In his first press conference after being appointed the Indian Air Force Chief, Bhadauria said Air Force has achieved many important milestones in the last year including Balakot airstrikes. He reiterated that IAF is prepared to meet any contingency and does not rest on past laurels.
Talking about Balakot strikes Bhadauria said that Pakistan lost an F-16 and India a MiG-21 in aerial engagement with the Pakistan Air Force a day after the Balakot strikes.
Bhadauria also said acquisition of Rafale aircraft and S400 air defence systems will greatly enhance IAF’s operational capabilities.

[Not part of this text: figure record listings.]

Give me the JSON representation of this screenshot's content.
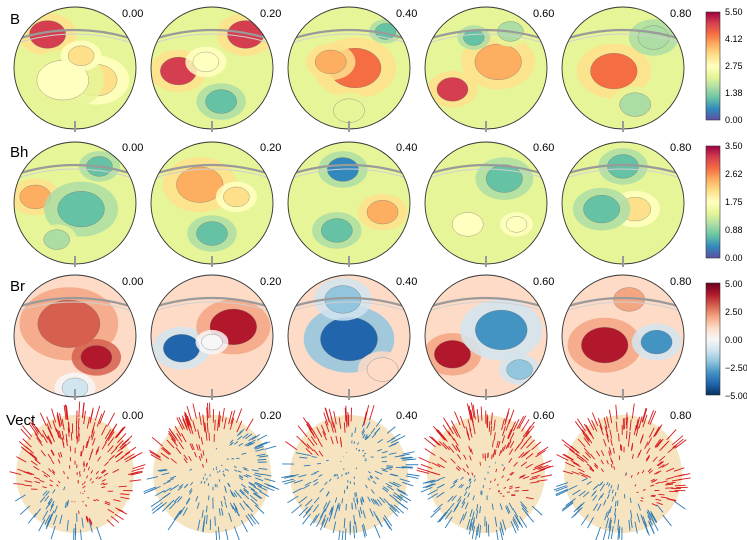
{
  "figure": {
    "rows": [
      {
        "label": "B",
        "scheme": "spectral"
      },
      {
        "label": "Bh",
        "scheme": "spectral"
      },
      {
        "label": "Br",
        "scheme": "diverging"
      },
      {
        "label": "Vect",
        "scheme": "vector"
      }
    ],
    "phases": [
      "0.00",
      "0.20",
      "0.40",
      "0.60",
      "0.80"
    ]
  },
  "colorbars": [
    {
      "row": "B",
      "ticks": [
        "5.50",
        "4.12",
        "2.75",
        "1.38",
        "0.00"
      ]
    },
    {
      "row": "Bh",
      "ticks": [
        "3.50",
        "2.62",
        "1.75",
        "0.88",
        "0.00"
      ]
    },
    {
      "row": "Br",
      "ticks": [
        "5.00",
        "2.50",
        "0.00",
        "−2.50",
        "−5.00"
      ]
    }
  ],
  "colors": {
    "spectral": [
      "#5e4fa2",
      "#3288bd",
      "#66c2a5",
      "#abdda4",
      "#e6f598",
      "#ffffbf",
      "#fee08b",
      "#fdae61",
      "#f46d43",
      "#d53e4f",
      "#9e0142"
    ],
    "diverging": [
      "#053061",
      "#2166ac",
      "#4393c3",
      "#92c5de",
      "#d1e5f0",
      "#f7f7f7",
      "#fddbc7",
      "#f4a582",
      "#d6604d",
      "#b2182b",
      "#67001f"
    ],
    "vector_positive": "#d7191c",
    "vector_negative": "#2c7bb6",
    "sphere_face": "#f6e3c0",
    "equator": "#9a9a9a"
  }
}
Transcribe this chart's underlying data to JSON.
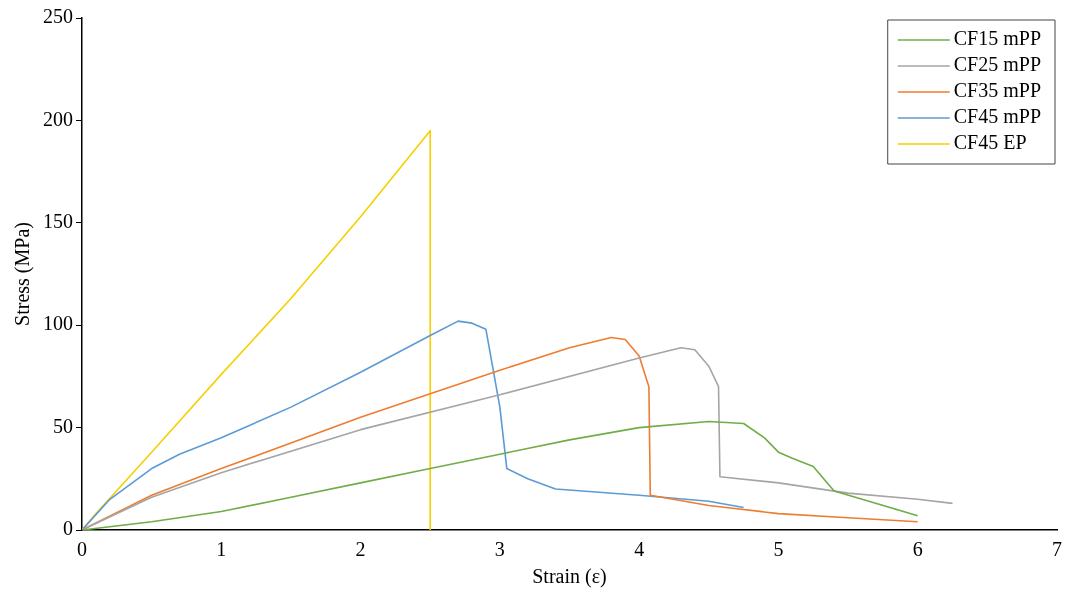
{
  "chart_data": {
    "type": "line",
    "xlabel": "Strain (ε)",
    "ylabel": "Stress (MPa)",
    "xlim": [
      0,
      7
    ],
    "xticks": [
      0,
      1,
      2,
      3,
      4,
      5,
      6,
      7
    ],
    "ylim": [
      0,
      250
    ],
    "yticks": [
      0,
      50,
      100,
      150,
      200,
      250
    ],
    "grid": false,
    "legend": "top right",
    "marker": "none",
    "line_style": "solid",
    "series": [
      {
        "name": "CF15 mPP",
        "color": "#70ad47",
        "x": [
          0,
          0.5,
          1,
          1.5,
          2,
          2.5,
          3,
          3.5,
          4,
          4.5,
          4.75,
          4.9,
          5,
          5.1,
          5.25,
          5.4,
          6
        ],
        "values": [
          0,
          4,
          9,
          16,
          23,
          30,
          37,
          44,
          50,
          53,
          52,
          45,
          38,
          35,
          31,
          19,
          7
        ]
      },
      {
        "name": "CF25 mPP",
        "color": "#a5a5a5",
        "x": [
          0,
          0.5,
          1,
          2,
          3,
          4,
          4.3,
          4.4,
          4.5,
          4.57,
          4.58,
          5,
          5.5,
          6,
          6.25
        ],
        "values": [
          0,
          16,
          28,
          49,
          66,
          84,
          89,
          88,
          80,
          70,
          26,
          23,
          18,
          15,
          13
        ]
      },
      {
        "name": "CF35 mPP",
        "color": "#ed7d31",
        "x": [
          0,
          0.5,
          1,
          2,
          3,
          3.5,
          3.8,
          3.9,
          4,
          4.07,
          4.08,
          4.5,
          5,
          5.5,
          6
        ],
        "values": [
          0,
          17,
          30,
          55,
          78,
          89,
          94,
          93,
          85,
          70,
          17,
          12,
          8,
          6,
          4
        ]
      },
      {
        "name": "CF45 mPP",
        "color": "#5b9bd5",
        "x": [
          0,
          0.2,
          0.5,
          0.7,
          1,
          1.5,
          2,
          2.5,
          2.7,
          2.8,
          2.9,
          3,
          3.05,
          3.2,
          3.4,
          4,
          4.5,
          4.75
        ],
        "values": [
          0,
          15,
          30,
          37,
          45,
          60,
          77,
          95,
          102,
          101,
          98,
          60,
          30,
          25,
          20,
          17,
          14,
          11
        ]
      },
      {
        "name": "CF45 EP",
        "color": "#f5d000",
        "x": [
          0,
          0.1,
          0.5,
          1,
          1.5,
          2,
          2.5,
          2.5
        ],
        "values": [
          0,
          8,
          38,
          76,
          113,
          153,
          195,
          0
        ]
      }
    ]
  }
}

On February 27, a surface-to-air missile of the Indian Air Force brought down the Mi-17 aircraft in Kashmir’s Budgam, a day after India’s airstrike on a Jaish-e-Mohammed terrorist training camp in Balakot in Pakistan. The helicopter went down around 10 minutes after taking off when Indian and Pakistani fighter jets were engaged in fierce aerial combat in Nowshera. A missile was fired at the helicopter as the IAF ground staff thought it was an enemy chopper. Six IAF personnel onboard and a civilian on the ground were killed in the crash.
A high-level probe had concluded in August.
The probe found that the ‘Identification of Friend or Foe’ (IFF) system on-board the helicopter was switched off and there were “vital gaps” in communication and coordination between the ground staff and the crew of the chopper. It also found violations of standard operating procedures. The IFF helps air defence radars identify whether an aircraft or helicopter is friendly or hostile.
Five IAF personnel, including the Chief Operating Officer (COO) of the Srinagar base, were held responsible for the crash.